MANAGEMENT STRATEGIES FOR NORMOTENSIVE PHEOCHROMOCYTOMA IN PREGNANCY.
W W Parksook, K Panumatrassamee, V Phupong, T Snabboon
Abstract
Open AccessBackground: Managing pheochromocytoma during pregnancy presents significant challenges due to the absence of well-established guidelines. Early detection during prenatal care, together with timely medical and surgical interventions, is crucial for achieving favorable maternal and fetal outcomes. Case presentation: This report presents the case of a 35-year-old nulliparous woman with bilateral pheochromocytoma who became pregnant between the first and second stages of adrenalectomy. Preoperative management included α-adrenergic blockade and hydration, which was successfully implemented despite the patient being normotensive. The patient underwent a cortical-sparing tumor resection during the second trimester without complications and subsequently delivered a healthy full-term infant through normal labor.

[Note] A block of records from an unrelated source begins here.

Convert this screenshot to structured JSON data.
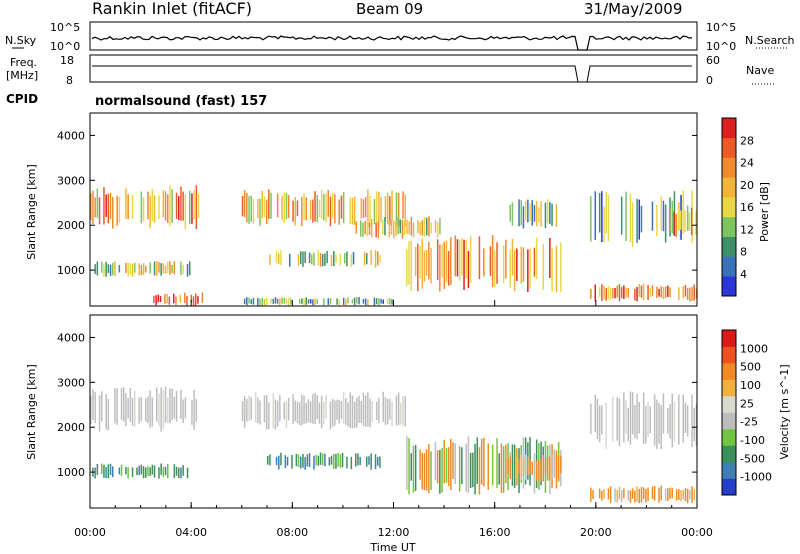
{
  "header": {
    "title": "Rankin Inlet (fitACF)",
    "beam": "Beam 09",
    "date": "31/May/2009"
  },
  "status_panels": {
    "nsky_label": "N.Sky",
    "nsearch_label": "N.Search",
    "nsky_ticks": [
      "10^5",
      "10^0"
    ],
    "nsearch_ticks": [
      "10^5",
      "10^0"
    ],
    "freq_label": "Freq.",
    "freq_unit": "[MHz]",
    "freq_ticks": [
      "18",
      "8"
    ],
    "nave_label": "Nave",
    "nave_ticks": [
      "60",
      "0"
    ],
    "cpid_label": "CPID",
    "cpid_text": "normalsound (fast) 157"
  },
  "chart_data": [
    {
      "type": "heatmap",
      "name": "power",
      "ylabel": "Slant Range [km]",
      "xlabel": "",
      "ylim": [
        200,
        4500
      ],
      "yticks": [
        "1000",
        "2000",
        "3000",
        "4000"
      ],
      "colorbar_label": "Power [dB]",
      "colorbar_ticks": [
        "28",
        "24",
        "20",
        "16",
        "12",
        "8",
        "4"
      ],
      "colors": [
        "#2b35d8",
        "#3a72b8",
        "#3e8f6a",
        "#7cc460",
        "#e8d846",
        "#f2b53a",
        "#ef8a2e",
        "#ec5a28",
        "#dd1f1f"
      ],
      "echo_regions": [
        {
          "t_start": 0.0,
          "t_end": 4.3,
          "r_low": 1900,
          "r_high": 2900,
          "level": 0.65
        },
        {
          "t_start": 0.0,
          "t_end": 4.0,
          "r_low": 850,
          "r_high": 1200,
          "level": 0.45
        },
        {
          "t_start": 6.0,
          "t_end": 12.5,
          "r_low": 1950,
          "r_high": 2800,
          "level": 0.6
        },
        {
          "t_start": 7.0,
          "t_end": 11.5,
          "r_low": 1050,
          "r_high": 1450,
          "level": 0.45
        },
        {
          "t_start": 10.5,
          "t_end": 14.0,
          "r_low": 1700,
          "r_high": 2200,
          "level": 0.55
        },
        {
          "t_start": 12.5,
          "t_end": 18.6,
          "r_low": 500,
          "r_high": 1800,
          "level": 0.7
        },
        {
          "t_start": 16.5,
          "t_end": 18.6,
          "r_low": 1900,
          "r_high": 2600,
          "level": 0.35
        },
        {
          "t_start": 19.6,
          "t_end": 24.0,
          "r_low": 300,
          "r_high": 700,
          "level": 0.75
        },
        {
          "t_start": 19.6,
          "t_end": 24.0,
          "r_low": 1500,
          "r_high": 2800,
          "level": 0.35
        },
        {
          "t_start": 22.8,
          "t_end": 24.0,
          "r_low": 1700,
          "r_high": 2400,
          "level": 0.7
        },
        {
          "t_start": 2.5,
          "t_end": 4.5,
          "r_low": 200,
          "r_high": 500,
          "level": 0.8
        },
        {
          "t_start": 6.0,
          "t_end": 12.0,
          "r_low": 200,
          "r_high": 400,
          "level": 0.35
        }
      ]
    },
    {
      "type": "heatmap",
      "name": "velocity",
      "ylabel": "Slant Range [km]",
      "xlabel": "Time UT",
      "ylim": [
        200,
        4500
      ],
      "yticks": [
        "1000",
        "2000",
        "3000",
        "4000"
      ],
      "xticks": [
        "00:00",
        "04:00",
        "08:00",
        "12:00",
        "16:00",
        "20:00",
        "00:00"
      ],
      "xlim": [
        0,
        24
      ],
      "colorbar_label": "Velocity [m s^-1]",
      "colorbar_ticks": [
        "1000",
        "500",
        "100",
        "25",
        "-25",
        "-100",
        "-500",
        "-1000"
      ],
      "colors": [
        "#2440c8",
        "#3f7fb4",
        "#3d8f5a",
        "#6fc442",
        "#bdbdbd",
        "#d9d9d0",
        "#f2b040",
        "#ef8a24",
        "#ee5020",
        "#dd1818"
      ],
      "echo_regions": [
        {
          "t_start": 0.0,
          "t_end": 4.3,
          "r_low": 1900,
          "r_high": 2900,
          "class": "gray"
        },
        {
          "t_start": 0.0,
          "t_end": 4.0,
          "r_low": 850,
          "r_high": 1200,
          "class": "green"
        },
        {
          "t_start": 6.0,
          "t_end": 12.5,
          "r_low": 1950,
          "r_high": 2800,
          "class": "gray"
        },
        {
          "t_start": 7.0,
          "t_end": 11.5,
          "r_low": 1050,
          "r_high": 1450,
          "class": "green"
        },
        {
          "t_start": 12.5,
          "t_end": 18.6,
          "r_low": 500,
          "r_high": 1800,
          "class": "mixed"
        },
        {
          "t_start": 16.5,
          "t_end": 18.6,
          "r_low": 800,
          "r_high": 1400,
          "class": "orange"
        },
        {
          "t_start": 19.6,
          "t_end": 24.0,
          "r_low": 300,
          "r_high": 700,
          "class": "orange"
        },
        {
          "t_start": 19.6,
          "t_end": 24.0,
          "r_low": 1500,
          "r_high": 2800,
          "class": "gray"
        }
      ]
    }
  ]
}
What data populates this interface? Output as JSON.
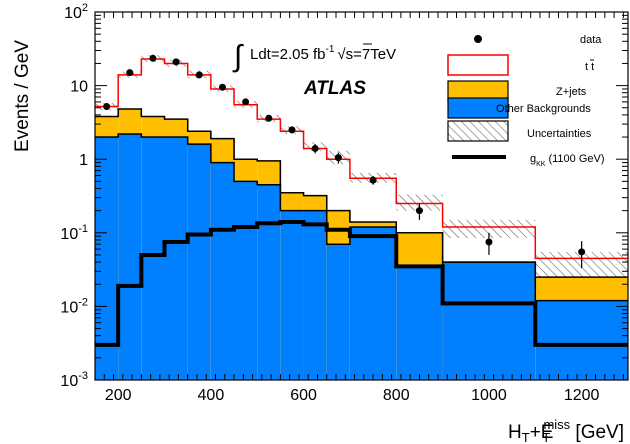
{
  "chart_data": {
    "type": "bar",
    "title": "",
    "ylabel": "Events / GeV",
    "xlabel_main": "H",
    "xlabel_sub1": "T",
    "xlabel_plus": "+E",
    "xlabel_sup": "miss",
    "xlabel_sub2": "T",
    "xlabel_unit": " [GeV]",
    "xlim": [
      150,
      1300
    ],
    "ylim": [
      0.001,
      100
    ],
    "ylog": true,
    "x_ticks": [
      200,
      400,
      600,
      800,
      1000,
      1200
    ],
    "x_tick_labels": [
      "200",
      "400",
      "600",
      "800",
      "1000",
      "1200"
    ],
    "y_ticks": [
      {
        "value": 0.001,
        "base": "10",
        "exp": "-3"
      },
      {
        "value": 0.01,
        "base": "10",
        "exp": "-2"
      },
      {
        "value": 0.1,
        "base": "10",
        "exp": "-1"
      },
      {
        "value": 1,
        "base": "1",
        "exp": ""
      },
      {
        "value": 10,
        "base": "10",
        "exp": ""
      },
      {
        "value": 100,
        "base": "10",
        "exp": "2"
      }
    ],
    "bin_edges": [
      150,
      200,
      250,
      300,
      350,
      400,
      450,
      500,
      550,
      600,
      650,
      700,
      800,
      900,
      1100,
      1300
    ],
    "series": [
      {
        "name": "Other Backgrounds",
        "color": "#0080ff",
        "values": [
          2.0,
          2.2,
          2.0,
          2.0,
          1.6,
          0.9,
          0.5,
          0.45,
          0.2,
          0.2,
          0.07,
          0.12,
          0.035,
          0.04,
          0.012
        ]
      },
      {
        "name": "Z+jets",
        "color": "#ffbf00",
        "values": [
          3.8,
          4.8,
          3.8,
          3.5,
          2.4,
          1.9,
          1.0,
          0.95,
          0.35,
          0.32,
          0.2,
          0.14,
          0.1,
          0.04,
          0.025
        ]
      },
      {
        "name": "t t",
        "color": "#ff0000",
        "values": [
          5.2,
          14.0,
          23.0,
          20.0,
          14.0,
          9.0,
          5.5,
          3.5,
          2.4,
          1.4,
          1.0,
          0.55,
          0.25,
          0.12,
          0.045
        ]
      }
    ],
    "uncertainty_band": {
      "name": "Uncertainties",
      "low": [
        4.6,
        12.8,
        21.0,
        18.0,
        12.5,
        8.2,
        5.0,
        3.2,
        2.2,
        1.3,
        0.85,
        0.48,
        0.2,
        0.085,
        0.018
      ],
      "high": [
        5.8,
        15.5,
        26.0,
        22.5,
        16.0,
        10.0,
        6.2,
        4.0,
        2.8,
        1.7,
        1.3,
        0.65,
        0.33,
        0.15,
        0.055
      ]
    },
    "signal": {
      "name": "(1100 GeV)",
      "values": [
        0.003,
        0.019,
        0.05,
        0.075,
        0.095,
        0.11,
        0.12,
        0.135,
        0.14,
        0.13,
        0.11,
        0.09,
        0.035,
        0.011,
        0.003
      ]
    },
    "data": {
      "name": "data",
      "x": [
        175,
        225,
        275,
        325,
        375,
        425,
        475,
        525,
        575,
        625,
        675,
        750,
        850,
        1000,
        1200
      ],
      "y": [
        5.2,
        15.0,
        23.5,
        21.0,
        14.0,
        9.5,
        6.0,
        3.6,
        2.5,
        1.4,
        1.05,
        0.52,
        0.2,
        0.075,
        0.055
      ],
      "yerr": [
        0.4,
        0.65,
        0.85,
        0.8,
        0.6,
        0.5,
        0.4,
        0.3,
        0.25,
        0.2,
        0.18,
        0.07,
        0.05,
        0.025,
        0.022
      ]
    },
    "annotations": {
      "lumi_prefix": "Ldt=2.05  fb",
      "lumi_exp": "-1",
      "lumi_rest": "s=7TeV",
      "experiment": "ATLAS",
      "signal_label_g": "g",
      "signal_label_sub": "KK"
    }
  }
}
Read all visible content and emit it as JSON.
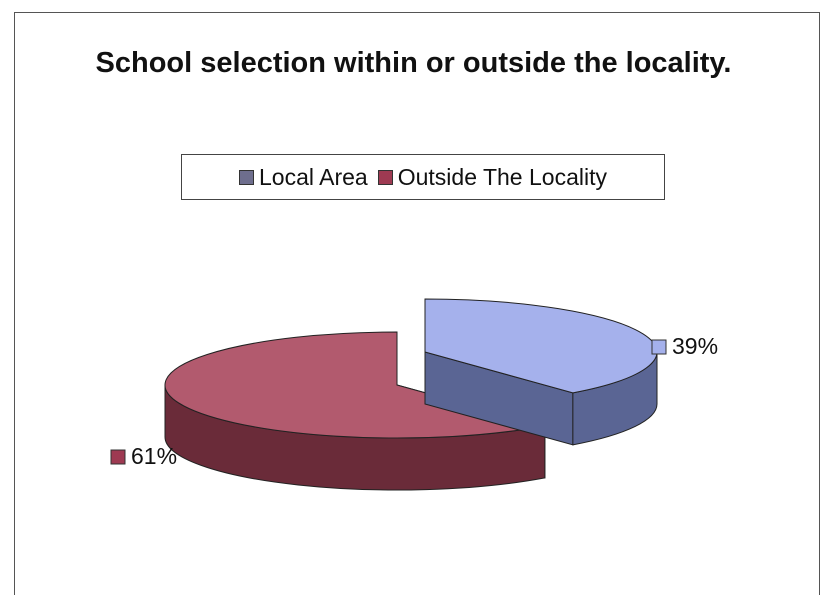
{
  "chart_data": {
    "type": "pie",
    "title": "School selection within or outside the locality.",
    "categories": [
      "Local Area",
      "Outside The Locality"
    ],
    "values": [
      39,
      61
    ],
    "value_labels": [
      "39%",
      "61%"
    ],
    "colors": {
      "Local Area": {
        "legend": "#6e6e8e",
        "top": "#a5b1ec",
        "side": "#5a6594"
      },
      "Outside The Locality": {
        "legend": "#9e3a52",
        "top": "#b25a6e",
        "side": "#6a2b39"
      }
    },
    "legend_placement": "top",
    "style": "3d-exploded"
  }
}
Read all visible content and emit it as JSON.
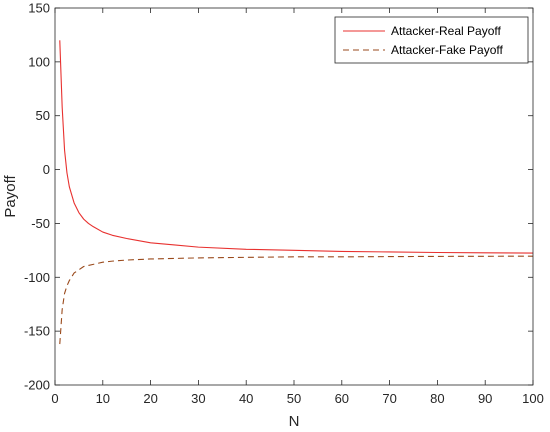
{
  "chart_data": {
    "type": "line",
    "xlabel": "N",
    "ylabel": "Payoff",
    "xlim": [
      0,
      100
    ],
    "ylim": [
      -200,
      150
    ],
    "xticks": [
      0,
      10,
      20,
      30,
      40,
      50,
      60,
      70,
      80,
      90,
      100
    ],
    "yticks": [
      -200,
      -150,
      -100,
      -50,
      0,
      50,
      100,
      150
    ],
    "x_tick_labels": [
      "0",
      "10",
      "20",
      "30",
      "40",
      "50",
      "60",
      "70",
      "80",
      "90",
      "100"
    ],
    "y_tick_labels": [
      "-200",
      "-150",
      "-100",
      "-50",
      "0",
      "50",
      "100",
      "150"
    ],
    "grid": false,
    "legend_position": "top-right",
    "series": [
      {
        "name": "Attacker-Real Payoff",
        "style": "solid",
        "color": "#e8312f",
        "x": [
          1,
          1.5,
          2,
          2.5,
          3,
          4,
          5,
          6,
          7,
          8,
          10,
          12,
          15,
          20,
          25,
          30,
          40,
          50,
          60,
          70,
          80,
          90,
          100
        ],
        "y": [
          120,
          58,
          18,
          -3,
          -16,
          -31,
          -40,
          -46,
          -50,
          -53,
          -58,
          -61,
          -64,
          -68,
          -70,
          -72,
          -74,
          -75,
          -76,
          -76.5,
          -77,
          -77.3,
          -77.5
        ]
      },
      {
        "name": "Attacker-Fake Payoff",
        "style": "dashed",
        "color": "#9a4a1c",
        "x": [
          1,
          1.5,
          2,
          2.5,
          3,
          4,
          5,
          6,
          7,
          8,
          10,
          12,
          15,
          20,
          25,
          30,
          40,
          50,
          60,
          70,
          80,
          90,
          100
        ],
        "y": [
          -162,
          -130,
          -115,
          -108,
          -103,
          -96,
          -93,
          -90,
          -89,
          -88,
          -86,
          -85,
          -84,
          -83,
          -82.5,
          -82,
          -81.5,
          -81,
          -81,
          -80.8,
          -80.6,
          -80.5,
          -80.4
        ]
      }
    ]
  }
}
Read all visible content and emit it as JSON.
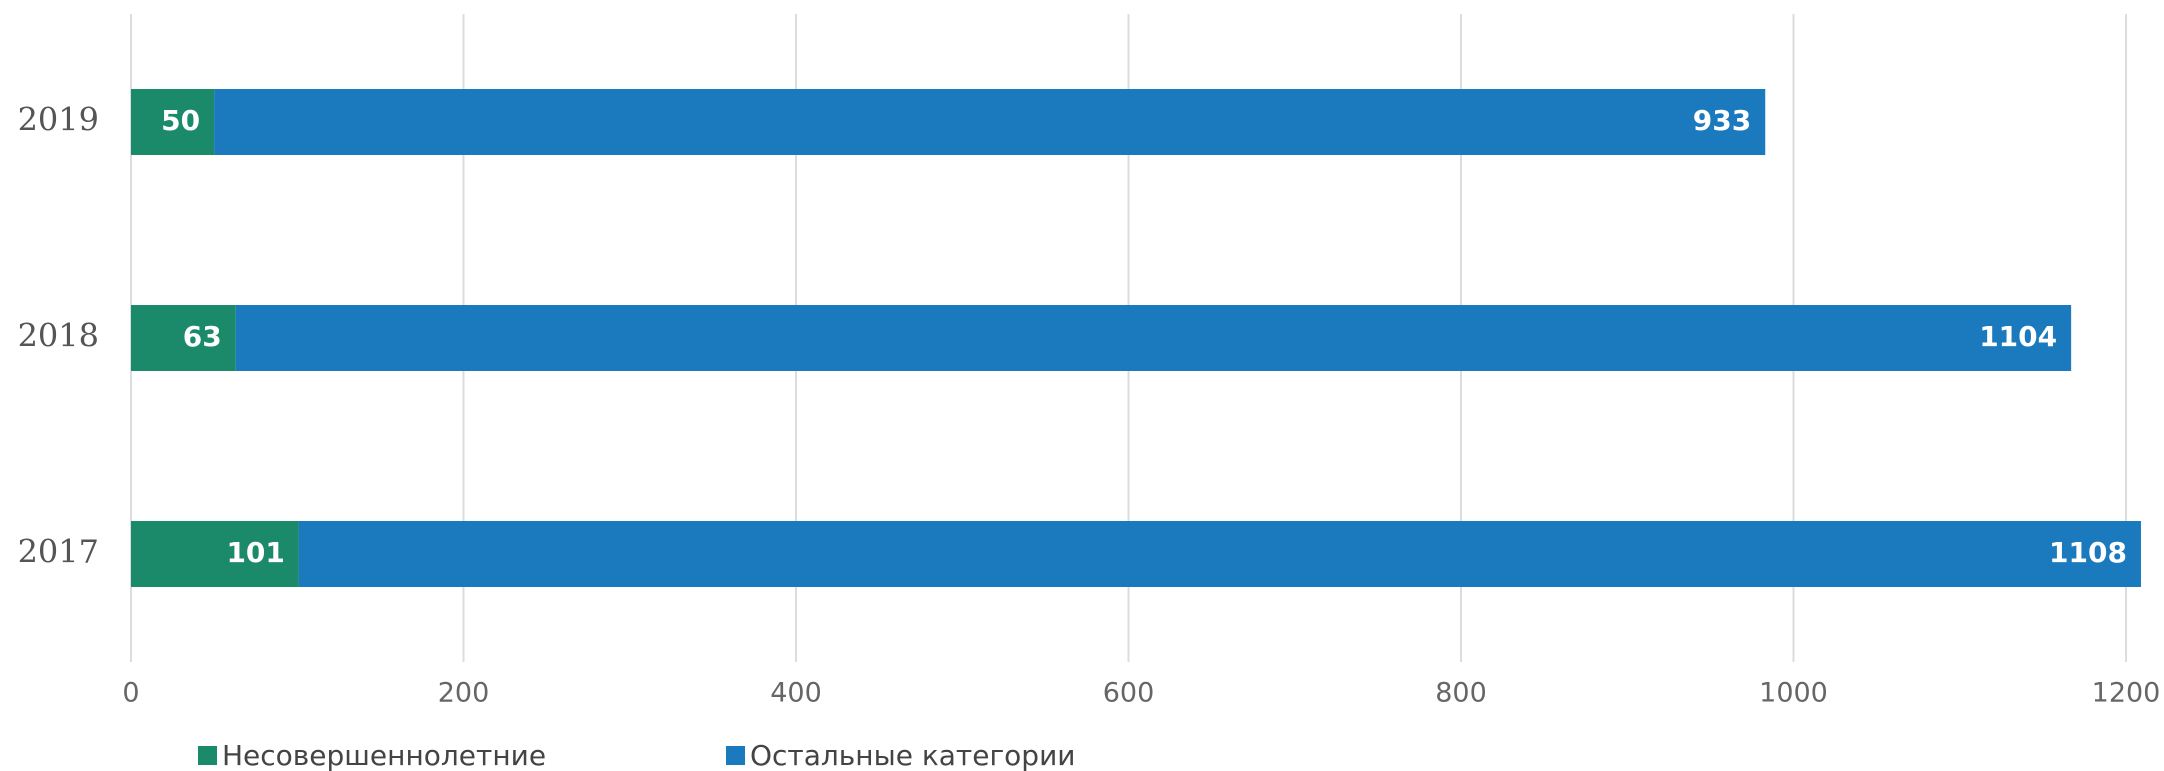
{
  "chart_data": {
    "type": "stacked-barh",
    "categories": [
      "2019",
      "2018",
      "2017"
    ],
    "series": [
      {
        "name": "Несовершеннолетние",
        "color": "#1b8a6b",
        "values": [
          50,
          63,
          101
        ]
      },
      {
        "name": "Остальные категории",
        "color": "#1a7abd",
        "values": [
          933,
          1104,
          1108
        ]
      }
    ],
    "xlim": [
      0,
      1200
    ],
    "xticks": [
      0,
      200,
      400,
      600,
      800,
      1000,
      1200
    ],
    "grid": true
  }
}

Conclusion: This case demonstrates that preoperative α-adrenergic blockade remains the recommended approach for managing pheochromocytoma during pregnancy, even in normotensive patients. Additionally, laparoscopic cortical-sparing adrenalectomy appears to be an effective surgical option for minimizing the risk of long-term adrenal insufficiency in cases of bilateral lesions.